Decenas de oradores, entre ellos Clinton y el también expresidente
Jimmy Carter, precedieron a Obama, que dará su discurso en las escalinatas del Monumento a Lincoln en un día lluvioso en Washington.
Por su parte, el expresidente
George W. Bush ha afirmado en un comunicado emitido este miércoles que el viaje “por la justicia que inició Martin Luther King no ha terminado” y ha pedido a sus compatriotas que se comprometan a hacer realidad sus ideales.
Homenaje internacionalDesde
Londres, en la plaza de Trafalgar, centenares de personas se han congregado este miércoles para escuchar las campanadas en conmemoración del discurso. Este evento, organizado por Small Green Shoots, una asociación benéfica, ha sido llamado “Deja sonar la libertad”. Además, fragmentos del famoso discurso fueron leídos por tres jóvenes.
En
Venezuela, Nicolás Maduro también se ha querido sumar a este homenaje y ha señalado desde su cuenta de la red social Twitter que “su mensaje sigue vivo en los pueblos del mundo”.
"I have a dream" ("Tengo un sueño"), la histórica declaración que King pronunció en la
"Marcha en Washington" en agosto de 1963, fue el empujón que hacía falta para materializar un cambio demandado durante meses. La "Marcha en Washington" del 28 de agosto de 1963 era el colofón de un "verano del descontento negro", en palabras de King.
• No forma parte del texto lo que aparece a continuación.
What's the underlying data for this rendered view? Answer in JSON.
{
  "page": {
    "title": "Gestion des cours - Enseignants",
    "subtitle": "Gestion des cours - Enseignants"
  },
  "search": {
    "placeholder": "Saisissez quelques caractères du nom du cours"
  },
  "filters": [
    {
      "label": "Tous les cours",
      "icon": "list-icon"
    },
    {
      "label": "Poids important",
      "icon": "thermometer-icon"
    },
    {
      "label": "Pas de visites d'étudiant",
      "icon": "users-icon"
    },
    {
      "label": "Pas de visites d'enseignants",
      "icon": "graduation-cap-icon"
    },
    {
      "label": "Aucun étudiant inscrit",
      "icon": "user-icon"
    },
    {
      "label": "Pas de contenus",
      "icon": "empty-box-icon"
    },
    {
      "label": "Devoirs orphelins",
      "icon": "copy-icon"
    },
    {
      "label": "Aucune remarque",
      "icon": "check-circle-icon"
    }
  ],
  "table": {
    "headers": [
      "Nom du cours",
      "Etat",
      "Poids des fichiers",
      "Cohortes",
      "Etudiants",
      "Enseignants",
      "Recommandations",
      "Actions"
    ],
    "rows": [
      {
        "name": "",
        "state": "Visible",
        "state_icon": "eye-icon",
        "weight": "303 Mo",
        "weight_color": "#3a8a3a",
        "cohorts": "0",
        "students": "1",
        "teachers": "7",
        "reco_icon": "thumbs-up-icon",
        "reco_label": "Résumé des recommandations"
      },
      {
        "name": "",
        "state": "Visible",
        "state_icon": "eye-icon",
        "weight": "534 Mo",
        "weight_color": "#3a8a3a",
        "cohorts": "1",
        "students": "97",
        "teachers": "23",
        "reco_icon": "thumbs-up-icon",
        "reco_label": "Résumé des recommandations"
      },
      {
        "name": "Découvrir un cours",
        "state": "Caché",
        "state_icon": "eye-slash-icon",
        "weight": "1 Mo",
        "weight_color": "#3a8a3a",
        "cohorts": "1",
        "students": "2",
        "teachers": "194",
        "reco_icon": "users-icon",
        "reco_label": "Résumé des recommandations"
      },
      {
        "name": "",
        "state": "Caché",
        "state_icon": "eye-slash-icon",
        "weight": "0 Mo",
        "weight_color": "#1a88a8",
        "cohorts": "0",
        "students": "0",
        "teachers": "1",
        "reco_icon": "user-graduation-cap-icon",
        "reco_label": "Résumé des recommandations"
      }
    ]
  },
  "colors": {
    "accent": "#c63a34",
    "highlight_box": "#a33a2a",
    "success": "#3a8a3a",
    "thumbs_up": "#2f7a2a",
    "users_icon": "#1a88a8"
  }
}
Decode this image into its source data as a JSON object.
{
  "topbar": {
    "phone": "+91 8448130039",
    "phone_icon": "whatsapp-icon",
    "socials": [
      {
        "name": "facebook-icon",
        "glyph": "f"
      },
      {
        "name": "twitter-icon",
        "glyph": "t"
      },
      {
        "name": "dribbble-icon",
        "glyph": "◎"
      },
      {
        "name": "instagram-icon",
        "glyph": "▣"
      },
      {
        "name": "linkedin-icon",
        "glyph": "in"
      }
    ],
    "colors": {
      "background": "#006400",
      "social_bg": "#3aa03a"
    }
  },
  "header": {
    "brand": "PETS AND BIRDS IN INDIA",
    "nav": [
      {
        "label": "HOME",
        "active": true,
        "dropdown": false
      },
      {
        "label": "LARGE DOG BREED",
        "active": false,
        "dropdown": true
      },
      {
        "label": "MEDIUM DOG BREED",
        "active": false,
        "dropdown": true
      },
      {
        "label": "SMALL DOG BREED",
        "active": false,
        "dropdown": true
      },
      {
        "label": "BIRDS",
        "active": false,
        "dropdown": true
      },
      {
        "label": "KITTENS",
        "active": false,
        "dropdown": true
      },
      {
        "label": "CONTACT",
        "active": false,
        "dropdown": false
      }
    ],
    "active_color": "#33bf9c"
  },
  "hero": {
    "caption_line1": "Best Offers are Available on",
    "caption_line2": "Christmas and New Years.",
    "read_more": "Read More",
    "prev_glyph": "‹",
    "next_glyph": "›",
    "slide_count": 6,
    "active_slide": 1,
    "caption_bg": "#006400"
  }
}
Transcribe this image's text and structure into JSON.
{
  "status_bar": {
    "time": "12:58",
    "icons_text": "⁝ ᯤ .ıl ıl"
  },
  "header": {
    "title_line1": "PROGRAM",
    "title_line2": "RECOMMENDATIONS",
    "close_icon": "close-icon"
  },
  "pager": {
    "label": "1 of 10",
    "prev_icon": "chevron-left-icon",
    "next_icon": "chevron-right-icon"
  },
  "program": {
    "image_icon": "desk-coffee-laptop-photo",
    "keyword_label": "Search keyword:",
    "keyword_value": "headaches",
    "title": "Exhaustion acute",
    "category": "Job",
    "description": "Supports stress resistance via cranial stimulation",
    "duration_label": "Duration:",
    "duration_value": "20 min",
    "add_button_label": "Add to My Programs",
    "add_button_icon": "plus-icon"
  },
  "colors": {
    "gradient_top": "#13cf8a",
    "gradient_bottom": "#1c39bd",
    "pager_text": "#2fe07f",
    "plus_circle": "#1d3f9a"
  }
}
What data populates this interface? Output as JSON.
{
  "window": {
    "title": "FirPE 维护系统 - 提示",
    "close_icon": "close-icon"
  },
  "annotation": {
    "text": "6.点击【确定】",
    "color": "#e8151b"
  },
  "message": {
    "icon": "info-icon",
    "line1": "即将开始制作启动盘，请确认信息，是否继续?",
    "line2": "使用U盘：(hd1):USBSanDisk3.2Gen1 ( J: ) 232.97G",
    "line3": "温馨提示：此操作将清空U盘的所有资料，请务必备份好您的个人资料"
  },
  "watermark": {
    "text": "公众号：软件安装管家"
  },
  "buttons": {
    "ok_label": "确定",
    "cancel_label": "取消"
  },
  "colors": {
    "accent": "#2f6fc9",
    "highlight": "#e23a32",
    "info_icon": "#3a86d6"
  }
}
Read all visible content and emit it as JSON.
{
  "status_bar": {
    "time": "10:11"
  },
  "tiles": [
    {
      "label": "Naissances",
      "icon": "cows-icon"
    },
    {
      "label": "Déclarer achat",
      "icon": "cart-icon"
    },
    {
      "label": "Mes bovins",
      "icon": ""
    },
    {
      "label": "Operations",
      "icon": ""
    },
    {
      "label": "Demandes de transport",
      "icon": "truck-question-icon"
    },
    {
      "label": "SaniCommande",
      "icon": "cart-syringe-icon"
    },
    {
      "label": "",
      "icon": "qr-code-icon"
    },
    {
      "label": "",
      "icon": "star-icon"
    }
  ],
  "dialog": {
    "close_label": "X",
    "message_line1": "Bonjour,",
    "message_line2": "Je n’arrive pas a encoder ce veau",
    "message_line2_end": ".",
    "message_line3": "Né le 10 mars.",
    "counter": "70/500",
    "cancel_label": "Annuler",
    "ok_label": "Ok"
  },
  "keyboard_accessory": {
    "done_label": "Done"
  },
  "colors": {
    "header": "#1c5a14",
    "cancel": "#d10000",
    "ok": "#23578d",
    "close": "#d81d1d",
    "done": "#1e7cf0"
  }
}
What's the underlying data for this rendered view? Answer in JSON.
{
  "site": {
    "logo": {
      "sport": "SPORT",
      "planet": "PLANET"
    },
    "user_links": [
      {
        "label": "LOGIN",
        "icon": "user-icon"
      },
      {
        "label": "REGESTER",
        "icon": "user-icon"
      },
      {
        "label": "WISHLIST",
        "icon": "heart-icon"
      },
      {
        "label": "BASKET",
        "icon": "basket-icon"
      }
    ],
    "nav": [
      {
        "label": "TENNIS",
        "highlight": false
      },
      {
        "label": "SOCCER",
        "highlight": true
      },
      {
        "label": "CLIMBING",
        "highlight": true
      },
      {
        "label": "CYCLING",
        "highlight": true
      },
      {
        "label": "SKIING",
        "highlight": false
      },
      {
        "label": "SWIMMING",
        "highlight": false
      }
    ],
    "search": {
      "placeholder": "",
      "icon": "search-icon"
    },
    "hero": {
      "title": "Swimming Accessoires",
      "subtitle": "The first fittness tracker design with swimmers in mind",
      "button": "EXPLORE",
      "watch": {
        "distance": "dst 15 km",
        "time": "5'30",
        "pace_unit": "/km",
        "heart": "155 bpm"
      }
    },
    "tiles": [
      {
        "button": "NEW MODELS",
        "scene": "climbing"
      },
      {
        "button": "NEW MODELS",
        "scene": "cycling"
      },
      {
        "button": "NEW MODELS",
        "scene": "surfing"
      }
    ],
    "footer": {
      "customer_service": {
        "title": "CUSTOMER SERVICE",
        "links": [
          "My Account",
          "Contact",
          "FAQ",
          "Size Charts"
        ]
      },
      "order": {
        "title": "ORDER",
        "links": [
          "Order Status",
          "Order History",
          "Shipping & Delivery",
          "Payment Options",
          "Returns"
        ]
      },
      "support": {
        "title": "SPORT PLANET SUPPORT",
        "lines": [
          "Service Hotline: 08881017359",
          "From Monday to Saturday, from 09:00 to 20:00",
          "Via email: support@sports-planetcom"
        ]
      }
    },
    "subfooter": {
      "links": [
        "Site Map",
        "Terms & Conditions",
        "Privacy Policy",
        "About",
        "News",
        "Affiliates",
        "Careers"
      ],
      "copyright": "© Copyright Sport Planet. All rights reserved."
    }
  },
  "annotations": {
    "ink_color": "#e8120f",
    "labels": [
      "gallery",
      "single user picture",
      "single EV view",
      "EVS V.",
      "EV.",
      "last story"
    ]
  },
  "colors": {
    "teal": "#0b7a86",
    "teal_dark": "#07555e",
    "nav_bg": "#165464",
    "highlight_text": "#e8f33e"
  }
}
Un año después, el presidente Lyndon
Johnson firmó la Ley de los Derechos Civiles y en 1965 aprobó la Ley del Derecho al Voto, mientras los movimientos sociales de todo el país se apoyaban en las palabras de King, en especial tras su asesinato en 1968.
La frase "I have a dream" tampoco tardó en convertirse en un eslogan fuera de Estados Unidos: se coreó en el movimiento contra el 'apartheid' en Sudáfrica, se inscribió en el muro de Berlín y el construido por Israel en Cisjordania, y se blandió en pancartas durante las protestas en la plaza pequinesa de Tiananmen en 1989.
"(El discurso) ha estado presente prácticamente en todas las luchas por la libertad en el mundo", afirmó a Efe Steve Klein, director de comunicación en el Centro King de Atlanta (Georgia).